Because the RAG-Sequence likelihood p(y|x) involves a sum over documents, it doesn’t factorize neatly per token, making standard beam search difficult. The paper proposes:

  • Thorough Decoding: Run beam search separately for each of the top-k documents z, generating a set of candidate sequences Y. For each candidate y in Y, calculate its full probability p_θ(y|x, z_i) for every document z_i in the top-k set. If y wasn’t found in the beam search for a specific z_i, run an “additional forward pass” to compute this probability. Finally, calculate the marginal score for y by summing p_η(z_i|x) * p_θ(y|x, z_i) across all z_i.
  • Fast Decoding: An approximation to speed things up. After generating the candidate set Y from the per-document beam searches, assume p_θ(y|x, z_i) ≈ 0 if y did not appear in the beam search results for document z_i. This avoids the need for additional forward passes.

What I learned

Parametric and non-parametric memory

The paper’s distinction between parametric and non-parametric memory resonated with discussions about pure neural vs. hybrid AI systems, like those involving LeCun or Chollet. RAG explicitly adds a non-parametric retrieval component, which feels somewhat symbolic, like lookup or search, alongside the parametric model. Seeing this framing in an early paper helped me think about how many powerful language-model systems are not purely parametric end-to-end functions; they often include structured components.
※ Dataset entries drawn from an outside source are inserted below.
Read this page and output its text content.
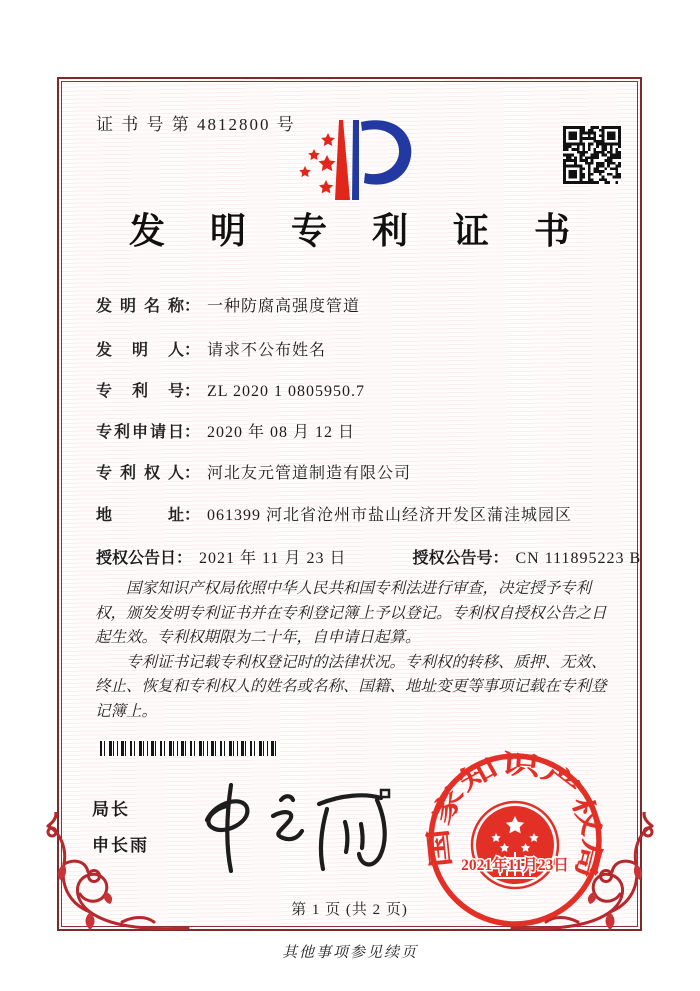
证 书 号 第 4812800 号
发 明 专 利 证 书
发明名称： 一种防腐高强度管道
发明人： 请求不公布姓名
专利号： ZL 2020 1 0805950.7
专利申请日： 2020 年 08 月 12 日
专利权人： 河北友元管道制造有限公司
地址： 061399 河北省沧州市盐山经济开发区蒲洼城园区
授权公告日： 2021 年 11 月 23 日	授权公告号： CN 111895223 B

国家知识产权局依照中华人民共和国专利法进行审查，决定授予专利权，颁发发明专利证书并在专利登记簿上予以登记。专利权自授权公告之日起生效。专利权期限为二十年，自申请日起算。

专利证书记载专利权登记时的法律状况。专利权的转移、质押、无效、终止、恢复和专利权人的姓名或名称、国籍、地址变更等事项记载在专利登记簿上。

局长
申长雨	国家知识产权局
2021年11月23日
第 1 页 (共 2 页)
其他事项参见续页
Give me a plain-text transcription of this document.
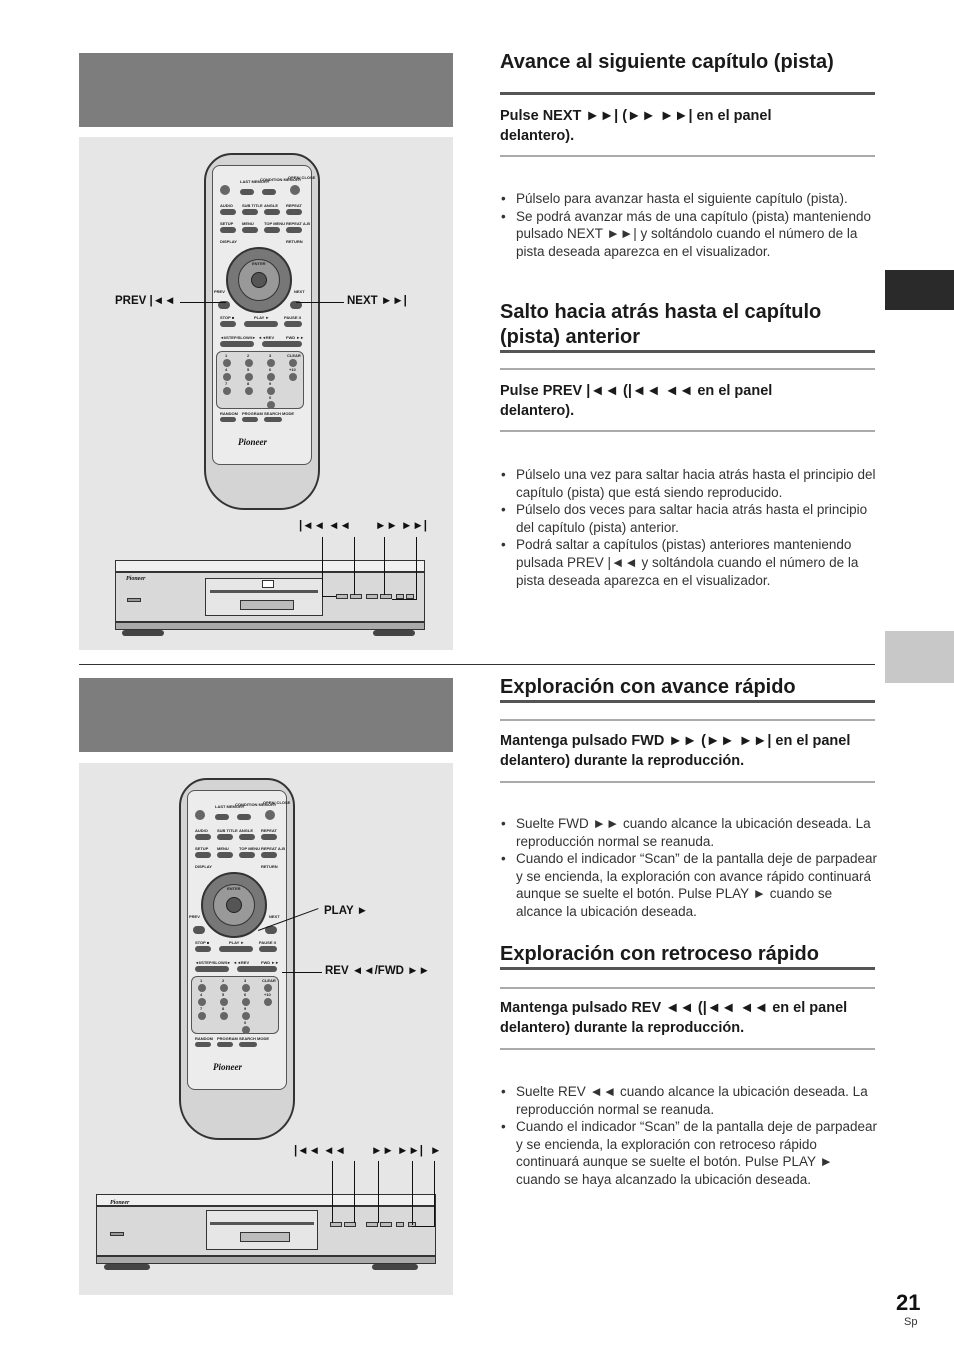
LAST MEMORY
CONDITION MEMORY
OPEN/ CLOSE
AUDIO SUB TITLE ANGLE REPEAT
SETUP MENU	TOP MENU REPEAT A-B
DISPLAY	RETURN
ENTER
PREV	NEXT
STOP ■	PLAY ►	PAUSE II
◄I/STEP/SLOW/I► ◄◄REV	FWD ►►
1	2	3
4	5	6
7	8	9
0
CLEAR
+10
RANDOM PROGRAM SEARCH MODE
Pioneer
Pioneer
PREV |◄◄	NEXT ►►|
|◄◄ ◄◄ ►► ►►|
Avance al siguiente capítulo (pista)
Pulse NEXT ►►| (►► ►►| en el panel delantero).
• Púlselo para avanzar hasta el siguiente capítulo (pista).
• Se podrá avanzar más de una capítulo (pista) manteniendo pulsado NEXT ►►| y soltándolo cuando el número de la pista deseada aparezca en el visualizador.
Salto hacia atrás hasta el capítulo (pista) anterior
Pulse PREV |◄◄ (|◄◄ ◄◄ en el panel delantero).
• Púlselo una vez para saltar hacia atrás hasta el principio del capítulo (pista) que está siendo reproducido.
• Púlselo dos veces para saltar hacia atrás hasta el principio del capítulo (pista) anterior.
• Podrá saltar a capítulos (pistas) anteriores manteniendo pulsada PREV |◄◄ y soltándola cuando el número de la pista deseada aparezca en el visualizador.
LAST MEMORY
CONDITION MEMORY
OPEN/ CLOSE
AUDIO SUB TITLE ANGLE REPEAT
SETUP MENU	TOP MENU REPEAT A-B
DISPLAY	RETURN
ENTER
PREV	NEXT
STOP ■	PLAY ►	PAUSE II
◄I/STEP/SLOW/I► ◄◄REV	FWD ►►
1	2	3
4	5	6
7	8	9
0
CLEAR
+10
RANDOM PROGRAM SEARCH MODE
Pioneer
Pioneer
PLAY ►
REV ◄◄/FWD ►►
|◄◄ ◄◄ ►► ►►| ►
Exploración con avance rápido
Mantenga pulsado FWD ►► (►► ►►| en el panel delantero) durante la reproducción.
• Suelte FWD ►► cuando alcance la ubicación deseada. La reproducción normal se reanuda.
• Cuando el indicador “Scan” de la pantalla deje de parpadear y se encienda, la exploración con avance rápido continuará aunque se suelte el botón. Pulse PLAY ► cuando se alcance la ubicación deseada.
Exploración con retroceso rápido
Mantenga pulsado REV ◄◄ (|◄◄ ◄◄ en el panel delantero) durante la reproducción.
• Suelte REV ◄◄ cuando alcance la ubicación deseada. La reproducción normal se reanuda.
• Cuando el indicador “Scan” de la pantalla deje de parpadear y se encienda, la exploración con retroceso rápido continuará aunque se suelte el botón. Pulse PLAY ► cuando se haya alcanzado la ubicación deseada.
21
Sp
Untangling RAG-Sequence decoding

This was the most complex part for me initially. The key steps that became clearer through discussion were:

  1. Run separate beam searches conditioned on each top-k document z_i.
  2. Collect all unique hypotheses y generated across all these beams into a set Y.
  3. For each hypothesis y in Y, calculate its final score by summing its weighted probability across all top-k documents: Score(y) = Σ [ p_η(z_i|x) * p_θ(y|x, z_i) ].
  4. The tricky part: If a specific y wasn’t found in the beam search for a specific z_i, “Thorough Decoding” requires calculating that missing p_θ(y|x, z_i).
  5. How the “Additional Forward Pass” Works: This isn’t about retrieving more documents. It means taking the generator model, feeding it x and z_i, and forcing it to generate the sequence y token-by-token. At each step j, you look at the probability the model’s softmax layer assigned to the actual token y_j (even if it wasn’t the most likely token). Multiplying these probabilities gives the sequence probability p_θ(y|x, z_i). This probability might be low, but it’s non-zero. “Fast Decoding” just approximates these low probabilities as zero to save computation.

Beam search for task-specific accuracy

It clicked that the use of beam search here feels different from typical open-ended language model generation. For tasks like QA, where RAG is often applied, there’s usually a more specific target answer. Beam search helps explore different generation paths conditioned on different evidence documents to find the most probable correct answer according to the model’s combined parametric and non-parametric knowledge. This contrasts with sampling strategies in generative language models, where creativity or diversity may matter more than finding one best factual output.

The synthesis advantage

The paper highlights a benefit of RAG over purely extractive QA systems. Because RAG generates the final answer based on retrieved context, it can synthesize information or rephrase findings from multiple documents. An extractive system can only return verbatim spans. This ability to combine evidence is useful, especially when the answer requires pulling different facts or phrasings from different retrieved passages.

Summary

The RAG paper introduced a framework for combining generative sequence-to-sequence models with knowledge stored in external text corpora. By retrieving relevant documents first and conditioning generation on them, RAG tries to produce more factual and specific outputs for knowledge-intensive tasks.

The distinction between RAG-Sequence and RAG-Token, especially the decoding strategies for RAG-Sequence, shows that retrieval integration is more complex than simply concatenating retrieved text. There is marginalization over documents, per-document beam search, and careful scoring.

Reflecting on it now, RAG is one way to make LLMs more grounded and verifiable. It is a hybrid system: part learned model, part external memory.